Mayoral Election Issue #9: Olympics

By Londonist Last edited 144 months ago

Last Updated 09 April 2012

Mayoral Election Issue #9: Olympics

As part of our ongoing coverage of the mayoral elections, we're looking at a variety of issues and challenges the mayor of London will face. The Olympics is shaping the future of the capital and this week we're going to focus on how City Hall will handle this unique experience.

There are not many moments when most people would give their right arm to be Mayor of London. GLA meetings, lunch with Bob Crow, another evening spent budgeting for public libraries — none of these duties have much sparkle. But during the Olympics, everything will be different. Who doesn’t want their picture taken with Usain Bolt? How about front row seats for the rhythmic gymnastics? “Yeah, alright then.”

Holding the capital’s top position during the Olympic and Paralympic Games is more than just a vanity point. The Olympics are a gilt-edged PR opportunity for any mayoral hopeful to catch a shedful of reflected goodwill from the sporting extravaganza and take credit for the outpouring of civic pride that successful games provoke.

But getting to grips with what the Olympics — which kick off less than three months after polls open on 3 May — could be a tricky proposition for the four real-life mayoral contenders.

The two out of our four wannabe mayors who are already bound to the games at crucial stages — Ken for his 2005 bid victory and Boris for the four-year stretch he has spent overseeing London’s cross-city upgrade — have both attempted to take their share of credit for their roles. Yet both of these figures have had curiously little to do except wave gawkily from the sidelines while Seb Coe, central government and an ever-changing list of Olympic acronyms (LOCOG, ODA, OPLC), have set to work spearheading the winning bid and transforming vast areas of the mayor’s patch.

Successful preparations so far — and surely we should accept the completed building projects and lack of any ‘Olympic fiasco’ as a success — have reflected glowingly on the man who has held the top spot during the preparations.
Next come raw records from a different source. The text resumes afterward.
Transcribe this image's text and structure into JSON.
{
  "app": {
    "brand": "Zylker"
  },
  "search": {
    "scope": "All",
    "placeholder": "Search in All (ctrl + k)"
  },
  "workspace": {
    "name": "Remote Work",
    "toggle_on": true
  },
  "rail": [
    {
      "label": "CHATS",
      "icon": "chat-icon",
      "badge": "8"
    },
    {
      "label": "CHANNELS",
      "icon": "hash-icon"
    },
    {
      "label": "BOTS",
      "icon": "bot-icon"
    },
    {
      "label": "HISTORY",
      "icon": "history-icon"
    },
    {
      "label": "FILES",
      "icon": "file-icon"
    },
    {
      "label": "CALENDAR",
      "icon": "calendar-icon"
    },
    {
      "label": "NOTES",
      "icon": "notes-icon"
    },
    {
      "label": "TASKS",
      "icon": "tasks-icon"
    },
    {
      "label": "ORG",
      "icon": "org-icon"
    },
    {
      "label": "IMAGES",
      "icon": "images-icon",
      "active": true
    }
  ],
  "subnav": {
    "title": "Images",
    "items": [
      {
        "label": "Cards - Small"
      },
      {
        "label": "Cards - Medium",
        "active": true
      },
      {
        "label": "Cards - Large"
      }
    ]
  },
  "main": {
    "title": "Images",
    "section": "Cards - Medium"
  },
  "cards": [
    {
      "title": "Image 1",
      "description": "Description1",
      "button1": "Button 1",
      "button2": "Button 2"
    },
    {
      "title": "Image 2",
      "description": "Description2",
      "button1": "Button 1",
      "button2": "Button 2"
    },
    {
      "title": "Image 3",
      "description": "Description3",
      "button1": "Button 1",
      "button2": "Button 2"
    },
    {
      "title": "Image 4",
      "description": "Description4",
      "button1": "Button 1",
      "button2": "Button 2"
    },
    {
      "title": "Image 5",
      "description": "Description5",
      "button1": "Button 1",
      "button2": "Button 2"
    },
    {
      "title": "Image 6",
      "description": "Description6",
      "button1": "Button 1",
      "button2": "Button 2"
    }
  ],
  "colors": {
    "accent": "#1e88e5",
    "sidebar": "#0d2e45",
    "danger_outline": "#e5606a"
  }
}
A degree of election-time momentum has surely been seized by Boris, allowing him to claim credit, if not for his direct contributions as co-chair of the Olympic Board, then for his uniquely hands-off brand of governance which has allowed the army of public servants and hired guns to get on with the gargantuan job of bringing the games to London.

But cast your mind back to summer 2005, when the Olympics were going to change everything. A successful bid created the potential to rejuvenate London; to inspire the capital’s apathetic children (and adults too) with sport and culture; to leave a legacy of positive investment in some of our most financially disadvantaged regions. Have we achieved even a degree of what we believed was possible, first under Ken, then Boris?

In post-depression 2012, it is clear that realising this Olympic dream in full may have been overly ambitious; yet the candidates’ suggested initiatives, priorities, actions — and inactions — have presented a snatched glimpse of the characters of the four people who aim to set a course for London’s development far beyond the closing ceremony.

This week, Londonist will help you choose who to put in the VIP seats come 27 July. We’ll be deciding who deserves the gold medal for GLA politics through a grueling quadrathlon of Olympic challenges: testing the four competitors performance on planning, community engagement, transport and security, and the Olympic legacy.

So look forward to a (thankfully shortened) week of overstretched sporting analogies as we fire the starting gun to this stretch of Londonist's marathon mayoral election analysis.